Ideally I really want to be able to develop simultaneously on one project and the projects it dependends on.

Possible way: Check out a projects' dependency in a sub folder as a working copy of the trunk. Problems I foresee:

  1. When you want to deploy a project, you might want to freeze its dependencies, right?
  2. The dependency code should not end up as a duplicate in the projects repository, I think.

    *(update1: I additionally assume svn:ignore will pose problems if I cannot fall back on symlinks, see my comment)

    I am still looking for suggestions that do not require the use junction points. They are a sort of unsupported hack in winxp, which may break some programs*

This leads me to the last part of the question (as one has influence on the other): how do you deploy apps whith such dependencies?
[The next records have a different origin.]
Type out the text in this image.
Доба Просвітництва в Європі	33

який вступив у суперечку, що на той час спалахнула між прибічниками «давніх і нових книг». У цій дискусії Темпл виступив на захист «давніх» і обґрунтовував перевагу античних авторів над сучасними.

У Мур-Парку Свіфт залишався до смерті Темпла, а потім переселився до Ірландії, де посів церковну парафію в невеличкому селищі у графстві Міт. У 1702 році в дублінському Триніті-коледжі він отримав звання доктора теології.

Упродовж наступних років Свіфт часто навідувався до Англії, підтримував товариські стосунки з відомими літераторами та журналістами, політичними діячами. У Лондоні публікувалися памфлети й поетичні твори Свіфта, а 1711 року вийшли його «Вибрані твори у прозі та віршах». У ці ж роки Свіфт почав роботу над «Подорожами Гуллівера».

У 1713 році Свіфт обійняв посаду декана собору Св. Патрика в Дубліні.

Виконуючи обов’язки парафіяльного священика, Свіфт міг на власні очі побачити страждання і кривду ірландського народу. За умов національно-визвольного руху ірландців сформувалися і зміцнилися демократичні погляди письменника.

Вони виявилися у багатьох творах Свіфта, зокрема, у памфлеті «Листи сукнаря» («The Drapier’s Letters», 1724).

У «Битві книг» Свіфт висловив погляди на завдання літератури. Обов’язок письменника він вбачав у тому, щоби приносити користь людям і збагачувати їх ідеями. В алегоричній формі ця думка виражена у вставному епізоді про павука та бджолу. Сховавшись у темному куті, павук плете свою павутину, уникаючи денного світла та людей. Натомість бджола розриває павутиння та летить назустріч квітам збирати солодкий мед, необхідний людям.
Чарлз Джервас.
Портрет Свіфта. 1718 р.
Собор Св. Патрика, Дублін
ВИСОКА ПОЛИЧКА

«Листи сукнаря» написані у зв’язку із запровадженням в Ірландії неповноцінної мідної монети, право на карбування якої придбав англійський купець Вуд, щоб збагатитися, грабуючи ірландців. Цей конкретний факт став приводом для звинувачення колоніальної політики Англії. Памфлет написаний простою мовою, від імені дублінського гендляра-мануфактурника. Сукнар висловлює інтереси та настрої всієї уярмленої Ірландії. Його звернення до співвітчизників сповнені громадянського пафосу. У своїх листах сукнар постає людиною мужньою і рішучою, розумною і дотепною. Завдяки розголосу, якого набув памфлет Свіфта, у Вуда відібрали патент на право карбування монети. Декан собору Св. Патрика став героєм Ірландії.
I've looked into BuildOut for Python, but it seems to be tightly related to the python ecosystem (resolving and fetching python modules from the web etc).

I am very eager to learn about your best practices.

A: 

One approach might be:

  • one repository per dependency
  • a requirements configuration file for your project which documents the dependencies and their versions (probably even your own versions of the dependencies)
  • automation scripts that handle setup of the development, testing and deployment environments (can be as simple as documenting the setup procedure once and making it configurable and executable)

This has several benefits:

  • you can easily (or even automatically) check whether your dependencies have become outdated (another better library is available), or have known security vulnerabilities.
  • more awareness about dependencies
  • easier to debug/fix/patch problems caused by dependencies
  • ignoring svn:externals might also ease the pain when you switch to distributed version control like git, bzr, hg in the future.
  • if you want to set up your environment on another machine (or eventually another developer takes over or joins) it will save you tons of time

Some KISS automation tools that are popular in web-development and server administration:

Summary:

Document your requirements (preferably machine readable -> yaml, ini, json, xml) and handle dependencies outside of your project. It provides you with a bit of indirection which makes automated setup and deployment easier and less dependent on your version control system (separation of concerns, best tool for the job, etc).

tosh
Thanks. It's not clear however how you get the code of the dependency into the project. As a checkout from the dependency's trunk?
Exception e
You can checkout the version you are depending on and symlink it from your project (you probably might want to configure svn to ignore these symlinks). This way you avoid multiple copies if some of your projects depend on the same version. Though there are certainly several ways to achieve this.
tosh
The problem is: I am on Windows (XP yet), so symlinks are not supported. Would it be a problem if I checkout a working copy as a regular folder inside the project, and tell svn to ignore it? One thing that matters still would be that I cannot commit from a working copy which is said to be ignored, or is svn intelligent enough? This business is tricky to get right…
Exception e
Unfortunately I am not that familiar with Windows, I'd probably install cygwin or something similar or have my development environment on a virtual machine which is similar to the deployment environment. Though have you looked into junctions? http://stackoverflow.com/questions/90121/symlink-in-windows-xp
tosh
A: 

This may sound cheap but I think I have a answer for you in this questions thread: http://stackoverflow.com/questions/3771373/svn-folder-structure-organization/3777709#3777709

As long as you stay within your own repository I wouldnt consider svn:externals as harmful as stated. Just don't overdo it.

Deployment with this strategy is also a piece of cake since it is ALL in one tag (checkout, run it, profit). Your directory structure remains the same on all layers, branches, tags, trunk.

By directing externals to tags (and making tags read-only on the svn server) you can be 100% sure you get the library you expect.